Druckanlagen: überwiegend in gutem Zustand
Bei über 300.000 Prüfungen von Druckbehälteranlagen war mit 76 Prozent der überwiegende Teil mängelfrei. Geringfügige Mängel wiesen rund 18 Prozent auf, erhebliche Mängel hatten rund 6 Prozent der Anlagen. Die rund 27.000 Prüfungen von Dampfkesselanlagen zeigen ein ähnliches Bild. Mängelfrei waren 78 Prozent, geringfügige Mängel hatten rund 18 Prozent und erhebliche Mängel wurden an rund 4 Prozent der Anlagen festgestellt. Der Anteil der Druckanlagen mit gefährlichen Mängeln, z. B. mit kritischen Rissen in Schweißverbindungen, lag bei unter einem Prozent. Insgesamt kann man hier also ein hohes Sicherheitsniveau feststellen. In absoluten Zahlen heißt das aber: an 197 Druckbehälter- und 31 Dampfkesselanlagen bestanden derart gravierende Mängel, dass sie nach der Prüfung durch die Zugelassene Überwachungsstelle (ZÜS) zur Sicherheit sofort stillgelegt werden mussten.
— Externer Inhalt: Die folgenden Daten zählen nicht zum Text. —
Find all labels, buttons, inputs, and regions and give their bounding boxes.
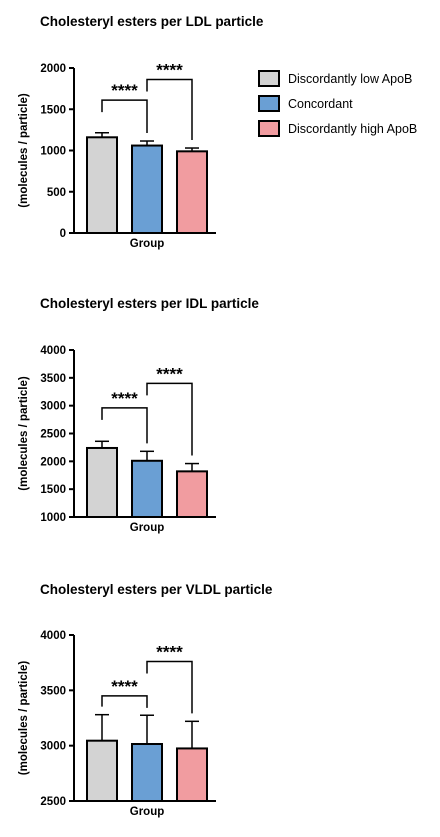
chart-panel-2: Cholesteryl esters per IDL particle 1000 1… [18,296,259,534]
significance-bracket [146,382,193,456]
y-tick-label: 4000 [40,345,66,357]
significance-label: **** [111,389,138,408]
y-tick-label: 2500 [40,796,66,808]
y-tick-label: 2000 [40,456,66,468]
legend-label: Concordant [288,97,353,111]
y-tick-label: 1500 [40,104,66,116]
bar-concordant [131,459,163,519]
legend-swatch [258,70,280,87]
x-axis-label: Group [130,238,165,250]
y-tick-label: 2000 [40,63,66,75]
chart-panel-1: Cholesteryl esters per LDL particle 0 500 1… [18,14,264,250]
chart-title: Cholesteryl esters per VLDL particle [40,582,273,597]
significance-label: **** [111,677,138,696]
y-axis-label: (molecules / particle) [18,93,30,208]
y-tick-label: 1500 [40,484,66,496]
legend-swatch [258,120,280,137]
chart-title: Cholesteryl esters per LDL particle [40,14,264,29]
legend-label: Discordantly high ApoB [288,122,417,136]
x-axis-label: Group [130,522,165,534]
y-tick-label: 3500 [40,373,66,385]
bar-discordantly-high [176,150,208,234]
legend-swatch [258,95,280,112]
significance-bracket [101,407,148,444]
bar-discordantly-high [176,747,208,803]
significance-label: **** [111,81,138,100]
significance-bracket [101,695,148,708]
y-axis-label: (molecules / particle) [18,661,30,776]
bar-discordantly-low [86,739,118,802]
y-tick-label: 1000 [40,146,66,158]
legend: Discordantly low ApoB Concordant Discordan… [258,70,417,137]
legend-label: Discordantly low ApoB [288,72,412,86]
y-tick-label: 1000 [40,512,66,524]
y-tick-label: 500 [47,187,66,199]
y-axis-label: (molecules / particle) [18,376,30,491]
significance-label: **** [156,61,183,80]
y-tick-label: 2500 [40,429,66,441]
bar-discordantly-high [176,470,208,518]
y-tick-label: 0 [60,228,66,240]
chart-panel-3: Cholesteryl esters per VLDL particle 2500… [18,582,273,818]
significance-label: **** [156,643,183,662]
bar-concordant [131,144,163,234]
significance-bracket [146,78,193,141]
bar-discordantly-low [86,136,118,234]
significance-bracket [101,99,148,134]
y-tick-label: 3500 [40,685,66,697]
bar-discordantly-low [86,446,118,518]
significance-bracket [146,660,193,714]
bar-concordant [131,743,163,802]
y-tick-label: 4000 [40,630,66,642]
y-tick-label: 3000 [40,401,66,413]
x-axis-label: Group [130,806,165,818]
significance-label: **** [156,364,183,383]
chart-title: Cholesteryl esters per IDL particle [40,296,259,311]
y-tick-label: 3000 [40,741,66,753]
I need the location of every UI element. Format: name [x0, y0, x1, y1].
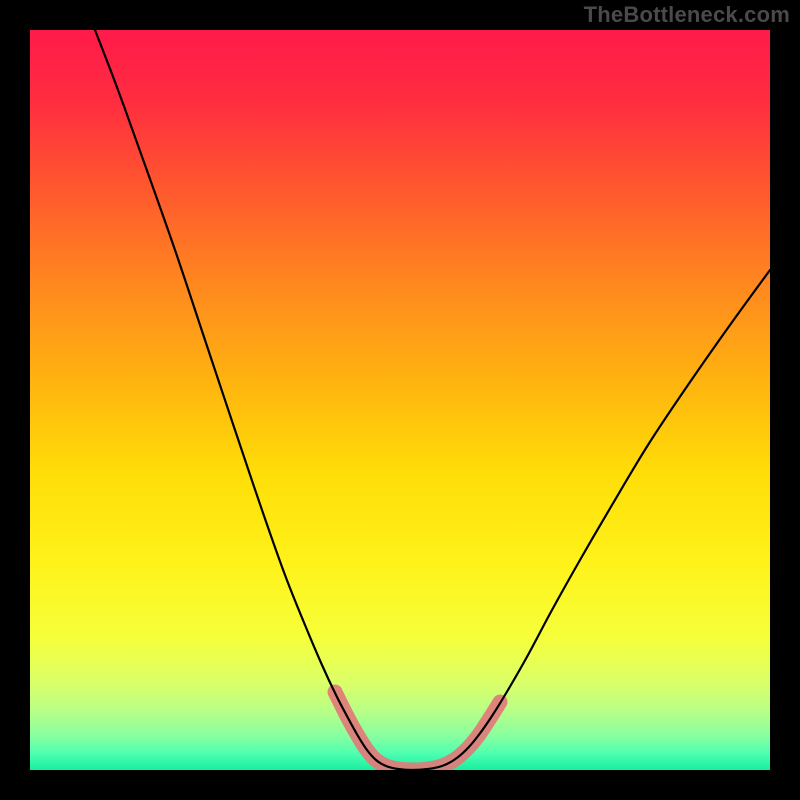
bottleneck-curve-chart: [0, 0, 800, 800]
chart-container: TheBottleneck.com: [0, 0, 800, 800]
watermark-text: TheBottleneck.com: [584, 2, 790, 28]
Aufzüge: Über die Hälfte hat Mängel – hohe Dunkelziffer
Aufzüge müssen jährlich geprüft werden, wobei Wiederkehrende („Haupt“-) und Zwischenprüfungen immer im Wechsel stattfinden. Bei diesen rund 480.000 Prüfungen stellten die Experten der zugelassenen Überwachungsstellen fest, dass mehr als die Hälfte (rund 51 Prozent) der Aufzugsanlagen Mängel aufweist. An rund 12 Prozent wurden sicherheitserhebliche Mängel angemahnt – etwa an Tragseilen, der Steuerung oder der Notrufeinrichtung -, deren Beseitigung durch eine Nachprüfung kontrolliert werden musste. Darüber hinaus schätzt der VdTÜV, dass mehr als 150.000 Anlagen überhaupt nicht geprüft werden, weil die Betreiber der gesetzlichen Prüfpflicht nicht mehr nachkommen. Die genaue Zahl ist nicht bekannt. Da über den Zustand dieser Anlagen nichts bekannt ist, fürchten die Experten eine hohe Dunkelziffer an Mängeln bei Aufzügen.
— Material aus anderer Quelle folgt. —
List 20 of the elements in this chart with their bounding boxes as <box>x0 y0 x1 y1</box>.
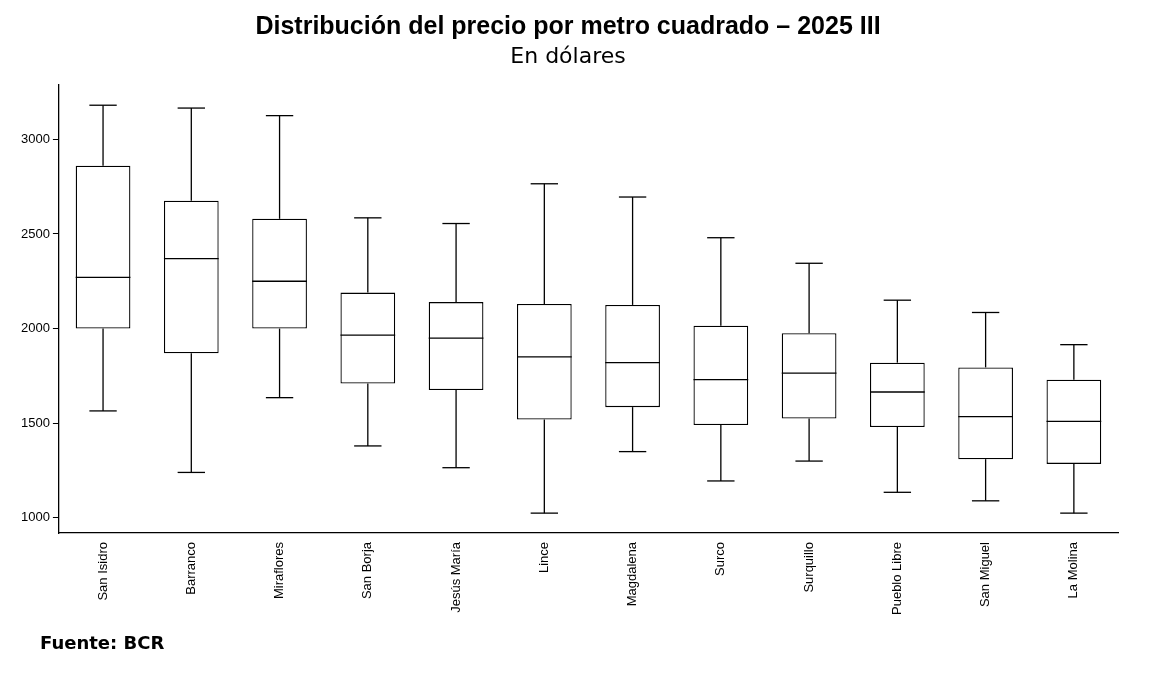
y-tick-label: 2500 <box>21 225 50 241</box>
y-tick-label: 1500 <box>21 414 50 430</box>
y-tick-label: 2000 <box>21 320 50 336</box>
x-tick-label: La Molina <box>1065 541 1081 599</box>
x-tick-label: Lince <box>535 542 551 574</box>
y-tick-label: 1000 <box>21 509 50 525</box>
source-note: Fuente: BCR <box>40 632 166 653</box>
x-tick-label: Barranco <box>182 542 198 595</box>
x-tick-label: Jesús María <box>447 541 463 613</box>
y-tick-label: 3000 <box>21 130 50 146</box>
x-tick-label: Magdalena <box>624 541 640 607</box>
x-tick-label: San Miguel <box>977 541 993 608</box>
x-tick-label: Surco <box>712 542 728 576</box>
x-tick-label: San Isidro <box>94 542 110 601</box>
x-tick-label: Pueblo Libre <box>888 542 904 615</box>
chart-subtitle: En dólares <box>510 42 626 68</box>
x-tick-label: San Borja <box>359 541 375 600</box>
chart-title: Distribución del precio por metro cuadrado – 2025 III <box>255 10 881 39</box>
x-tick-label: Surquillo <box>800 542 816 593</box>
x-tick-label: Miraflores <box>271 541 287 600</box>
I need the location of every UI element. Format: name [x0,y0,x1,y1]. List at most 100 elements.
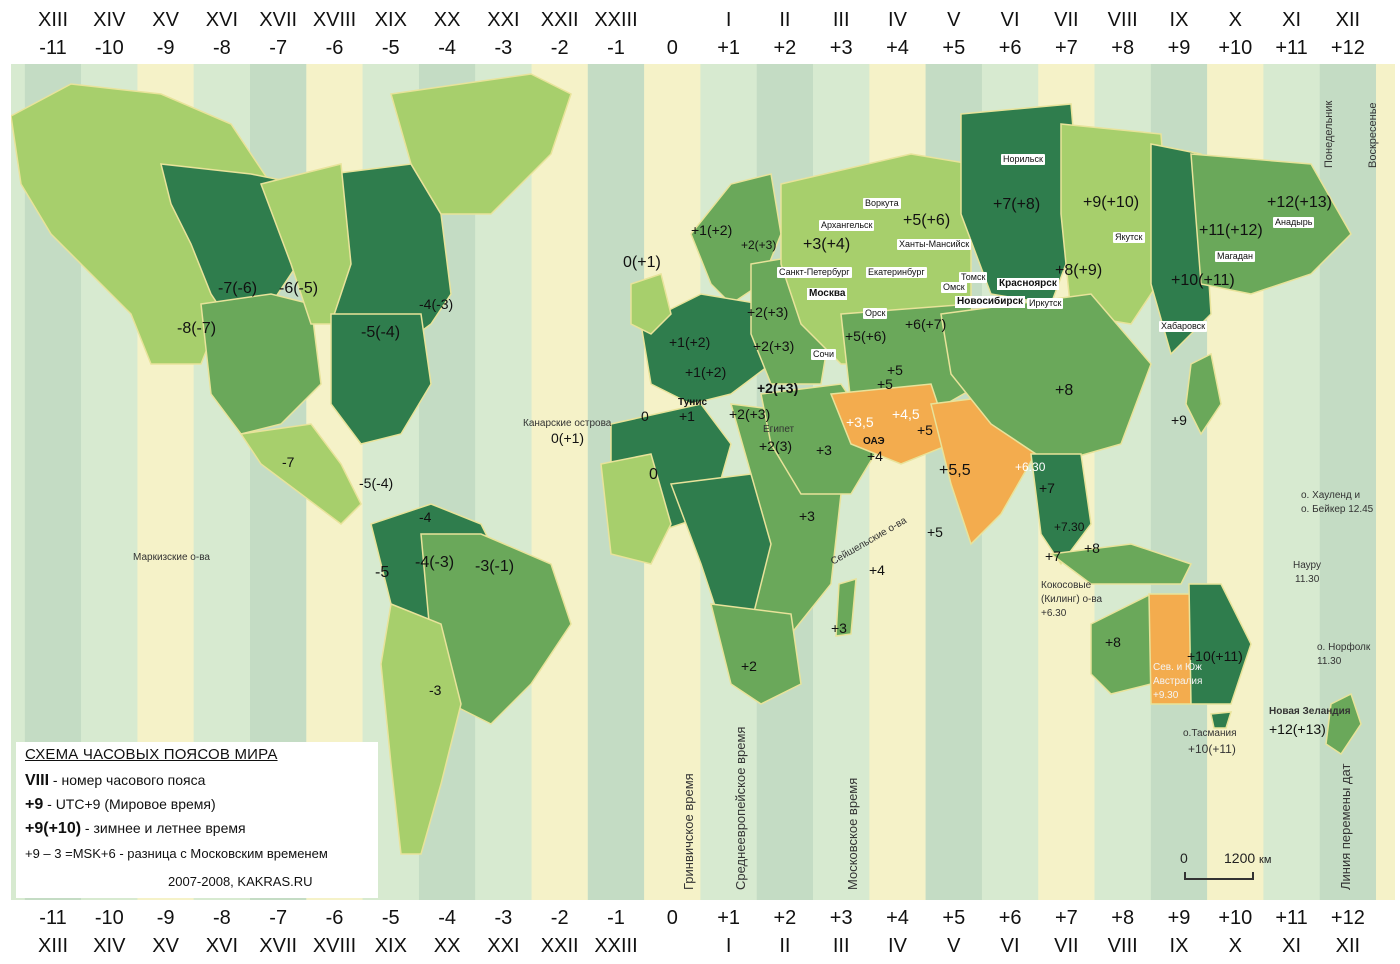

Nach den Plänen der Bundesregierung soll bei der Novellierung der Betriebssicherheitsverordnung die unabhängige und unangekündigte Zwischenprüfung von Aufzügen abgeschafft werden. Der Zeitraum zwischen zwei unabhängigen Prüfungen würde dadurch von einem auf zwei Jahre verlängert. „Vor dem Hintergrund der dokumentierten Mängelquoten und der erschreckend hohen Zahl nicht geprüfter Anlagen halten wir diese Änderung für gefährlich“, so Dr. Brüggemann. Die Experten fürchten einen weiteren Anstieg der Mängelquoten und eine deutliche Zunahme von Ausfällen und Unfällen in den kommenden Jahren.
Der Anlagensicherheitsreport 2014 erscheint in der VdTÜV-Zeitschrift „Technische Überwachung“. Mitgewirkt haben folgende Zugelassene Überwachungsstellen (ZÜS): DEKRA Industrial GmbH, DEKRA EXAM GmbH, GTÜ Anlagensicherheit GmbH, Lloyd´s Register Quality Assurance GmbH, SGS-TÜV GmbH, TÜV Austria Service GmbH, TÜV NORD Systems GmbH & Co. KG, TÜV Rheinland Industrie Service GmbH, TÜV SÜD Chemie Service GmbH, TÜV SÜD Industrie Service GmbH, TÜV Technische Überwachung Hessen GmbH und TÜV Thüringen e. V.